First sight of the Bossons Glacier

Tip of the glacier, apparently called the snout

The cable car up to the Aiguille du Midi at 3,842 metres (Mont Blanc's highest point is at 4,808 metres)




Images of and from Mont Blanc.

Noting for the record that the better, more daring shots, are photos that my mother took, since I was too afraid to lean over any railings or parapets.




















It was 30 degrees Celsius in town, and 6 degrees up near the top...







Recording an ascent to the Aiguille du Midi in 1856

Looking down from the cafeteria...









Heading back down





Almost there

I can see solid ground!

The first recorded ascent of Mont Blanc was on in 1786, by Jacques Balmat and Michel Paccard.
The statue doesn't show Paccard, but Horace-Bénédict de Saussure, who gave a reward for the successful ascent.



Old-timey mural

Back in the town of Chamonix





Church of St Bernard

Stained glass showing Grenoble, France





There was a small sidewalk exhibit all about authors and climbers through the ages.

The photos above is of Henriette d'Angeville, the second woman to climb Mont Blanc, 30 years after Marie Paradis in 1808. She caused a bit of a scandal when she married one of her guides, who was not of the same social class as she was. Here's a bit from Wikipedia:
"D'Angeville set off for Mont Blanc in 1838, in the company of Joseph-Marie Couttet, five other guides, and six porters.[1] A suggestion had been made by the guides to join with two all-male groups, but d'Angeville declined.[2] Her arrival in Chamonix created quite a stir; crowds cheered her on her way to the mountain. She received a social call at the Grand Mulets, at 10,000 feet, from a Polish nobleman (who sent his card to her tent), and an English group joined them as well.[1]
D'Angeville's party left for the summit on 4 September 1838 at 2 AM. Along the way d'Angeville proved herself strong and agile enough;[4] particularly on rock she climbed as well as the men,[2] though she did suffer from heart palpitations and drowsiness [altitude sickness].[5] The party reached the top of the mountain at 1:15 PM. Toasts were made with champagne, doves were released from the summit to announce their success, and d'Angeville was hoisted on the men's shoulders and cheered. A cannon salute welcomed them on their return to Chamonix. The celebrations the next day also included a special guest, at d'Angeville's request, the now sixty-year-old Maria Paradis.[4] Also present in Chamonix during that time, though he left the day before d'Angeville's successful climb, was a young, poor, and hopeful author and mountaineer Albert Richard Smith. Smith had tried to attach himself to an expedition but would not climb the mountain until 1851, after which he turned his experience into a theatrical show; he notes d'Angeville's expedition (and the "Polish gentleman [sic]") in his "Ascent of Mont Blanc."[6] ... Since Paradis, according to her own account, was partly carried up by her guides, d'Angeville is often referred to as the first woman to reach Mont Blanc's summit with her own strength.[7]"

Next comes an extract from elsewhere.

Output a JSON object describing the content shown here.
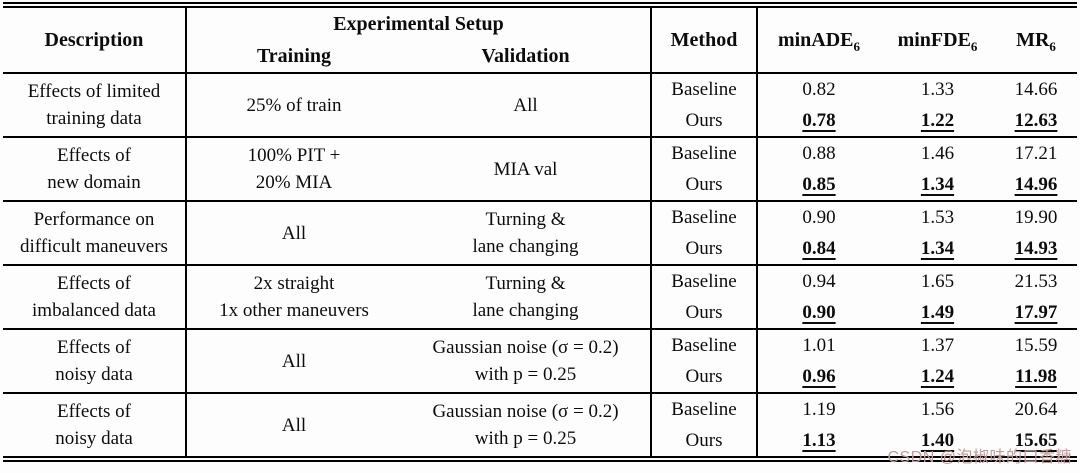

I'd never heard any of the names, but they all seem like interesting people.
One young man disappeared on the mountain at the age of 27.

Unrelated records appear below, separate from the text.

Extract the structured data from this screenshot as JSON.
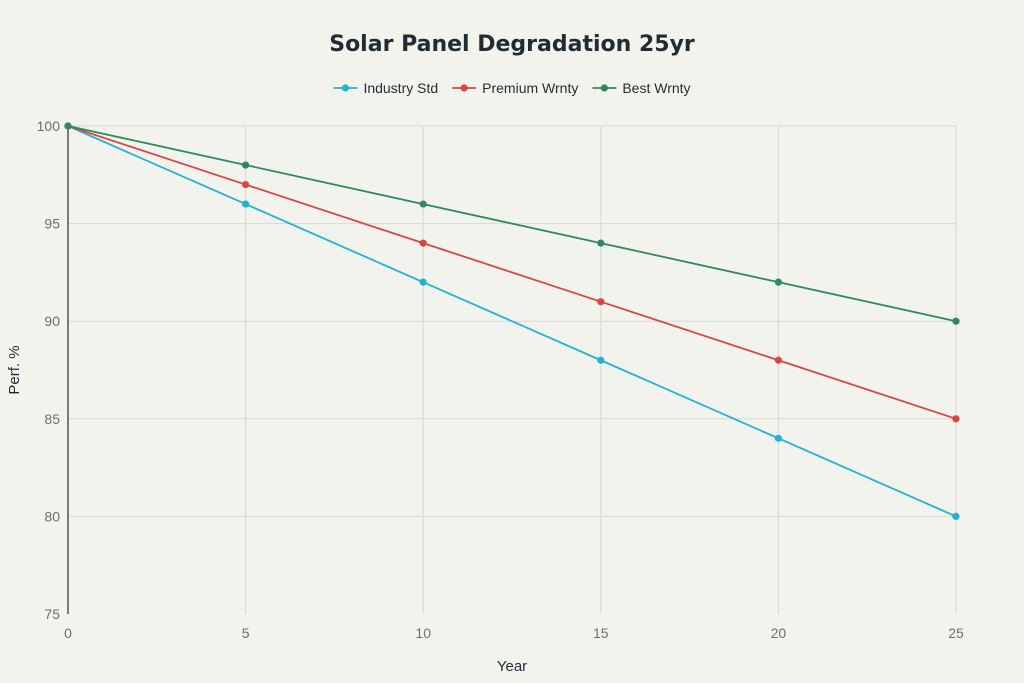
{
  "chart_data": {
    "type": "line",
    "title": "Solar Panel Degradation 25yr",
    "xlabel": "Year",
    "ylabel": "Perf. %",
    "x": [
      0,
      5,
      10,
      15,
      20,
      25
    ],
    "xlim": [
      0,
      25
    ],
    "ylim": [
      75,
      100
    ],
    "xticks": [
      0,
      5,
      10,
      15,
      20,
      25
    ],
    "yticks": [
      75,
      80,
      85,
      90,
      95,
      100
    ],
    "grid": true,
    "legend_position": "top-center",
    "series": [
      {
        "name": "Industry Std",
        "color": "#1fb5d0",
        "values": [
          100,
          96,
          92,
          88,
          84,
          80
        ]
      },
      {
        "name": "Premium Wrnty",
        "color": "#dc4444",
        "values": [
          100,
          97,
          94,
          91,
          88,
          85
        ]
      },
      {
        "name": "Best Wrnty",
        "color": "#2f8a5c",
        "values": [
          100,
          98,
          96,
          94,
          92,
          90
        ]
      }
    ]
  }
}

The Arve River, which flows all the way to Geneva.
Glaciers are made of compact ice, not snow, and the ice cap of Mont Blanc pushes out the glaciers, which melt into rivers, dragging silt with them -- which is why the Arve is the sediment-y colour it is.









Leaving the glacier







Two glaciers!
The Bossons Glacier and the Taconnaz Glacier. Apparently, Bossons is a safe glacier, whereas large ice blocks break off from the Taconnaz Glacier, and an avalanche barrier is needed.

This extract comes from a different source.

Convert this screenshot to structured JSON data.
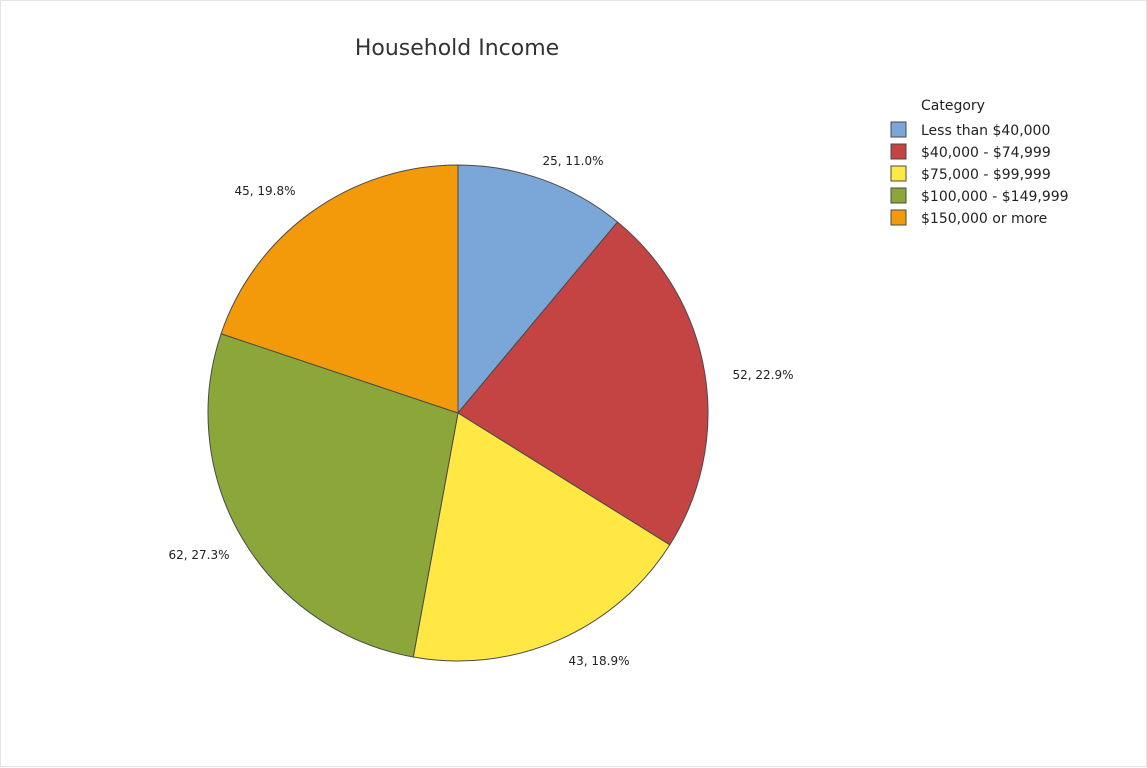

Next time, I'd like to visit the Matterhorn, since Tolkien was there in 1911!

A quick ROW80 update!

I've been all over the place the last couple of weeks, slowly drafting a missing scene for The Charm of Time, adding a few changes to Druid's Moon before submitting it again (and the epilogue is done!), writing a new short story (this seems to be semi-regular summertime thing for me, and I love it!) tentatively called "The Tattoo", and working through another round of beta comments on "At Summer's End" before I resubmit it. The latter is this week's priority!

What's the highest peak you've stood on?
Or the lowest place you've descended to?